Il y a comme une déconnexion entre la classe politique et les citoyens, entre ceux qui portent le poids de la guerre et ceux qui font comme si rien n’avait changé depuis un an et demi. Une incompréhension exaspérée qui mine le moral des Israéliens.
S'il fallait résumer la vie des Israéliens en deux dates, on pourrait bloquer le curseur entre les 6 et 7 octobre. Le 7 octobre comme le pire jour de l’histoire du pays. Le 6 octobre comme le sommet de la division, la dernière ligne rouge avant l’abysse.
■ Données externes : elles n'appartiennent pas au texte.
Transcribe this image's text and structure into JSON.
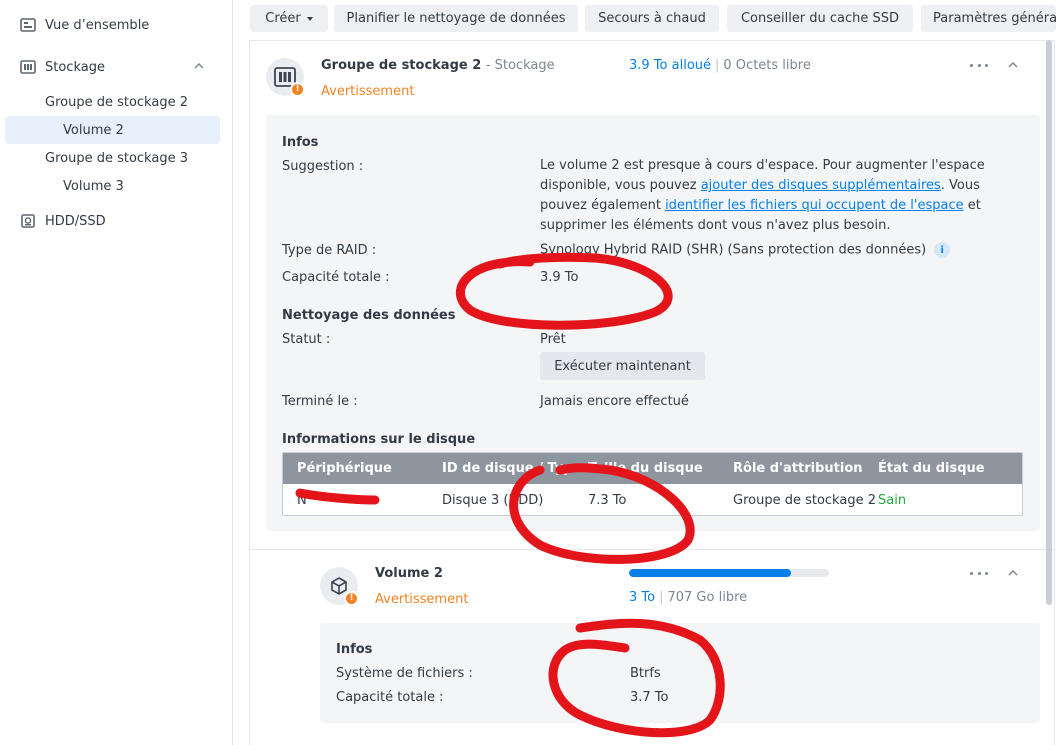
{
  "sidebar": {
    "overview": "Vue d’ensemble",
    "storage": "Stockage",
    "pool2": "Groupe de stockage 2",
    "volume2": "Volume 2",
    "pool3": "Groupe de stockage 3",
    "volume3": "Volume 3",
    "hddssd": "HDD/SSD"
  },
  "toolbar": {
    "create": "Créer",
    "scrub": "Planifier le nettoyage de données",
    "hotspare": "Secours à chaud",
    "ssdcache": "Conseiller du cache SSD",
    "settings": "Paramètres générau"
  },
  "pool": {
    "title": "Groupe de stockage 2",
    "subtitle": "- Stockage",
    "status": "Avertissement",
    "allocated": "3.9 To alloué",
    "separator": "|",
    "free": "0 Octets libre",
    "info_heading": "Infos",
    "suggestion_label": "Suggestion :",
    "suggestion_part1": "Le volume 2 est presque à cours d'espace. Pour augmenter l'espace disponible, vous pouvez ",
    "suggestion_link1": "ajouter des disques supplémentaires",
    "suggestion_part2": ". Vous pouvez également ",
    "suggestion_link2": "identifier les fichiers qui occupent de l'espace",
    "suggestion_part3": " et supprimer les éléments dont vous n'avez plus besoin.",
    "raid_label": "Type de RAID :",
    "raid_value": "Synology Hybrid RAID (SHR) (Sans protection des données)",
    "info_icon": "i",
    "capacity_label": "Capacité totale :",
    "capacity_value": "3.9 To",
    "scrub_heading": "Nettoyage des données",
    "status_label": "Statut :",
    "status_value": "Prêt",
    "run_now": "Exécuter maintenant",
    "finished_label": "Terminé le :",
    "finished_value": "Jamais encore effectué",
    "disk_heading": "Informations sur le disque"
  },
  "disk_table": {
    "headers": [
      "Périphérique",
      "ID de disque / Type",
      "Taille du disque",
      "Rôle d'attribution",
      "État du disque"
    ],
    "rows": [
      {
        "device": "N",
        "disk": "Disque 3 (HDD)",
        "size": "7.3 To",
        "role": "Groupe de stockage 2",
        "state": "Sain"
      }
    ]
  },
  "volume": {
    "title": "Volume 2",
    "status": "Avertissement",
    "used_fraction": 0.81,
    "used": "3 To",
    "separator": "|",
    "free": "707 Go libre",
    "info_heading": "Infos",
    "fs_label": "Système de fichiers :",
    "fs_value": "Btrfs",
    "capacity_label": "Capacité totale :",
    "capacity_value": "3.7 To"
  },
  "icons": {
    "warning": "!",
    "accent": "#057feb",
    "warning_color": "#f08424",
    "healthy_color": "#22a83a",
    "annotation_color": "#e3151a"
  }
}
Aujourd’hui, les Israéliens se demandent quelle distance les sépare encore du retour au 6 octobre et comment cette régression a même été possible. Ils ne descendent plus dans la rue par centaines de milliers, comme ils l’avaient fait jusqu’à la veille de la guerre. Parce qu’ils sont fatigués. Mais ils sont 70% à ne plus faire confiance à leur gouvernement, selon le sondage publié le 28 mars par la chavne N12. Et tout arrive en même temps, donnant une impression de confusion. La révocation du directeur du Shin Bet, Ronen Bar, suivie de l’annonce de son successeur, Eli Sharvit, aussi vite annulée quand la coalition découvre qu’il a manifesté en 2023 contre la réforme judiciaire. L’ouverture de la procédure de destitution de la conseillère juridique du gouvernement en plein cœur du vote de la nouvelle loi sur la nomination des juges.
Ensuite, l’affaire calamiteuse du Qatargate, qui oblige le Premier ministre à témoigner sur les activités de deux de ses conseillers, placés en garde à vue, pour des liens illégaux supposés avec le Qatar. Et enfin, Benyamin Netanyahou qui déroule la rhétorique du « Deep State » pour dénoncer une chasse aux sorcières contre son gouvernement. Les Israéliens sont usés, excédés.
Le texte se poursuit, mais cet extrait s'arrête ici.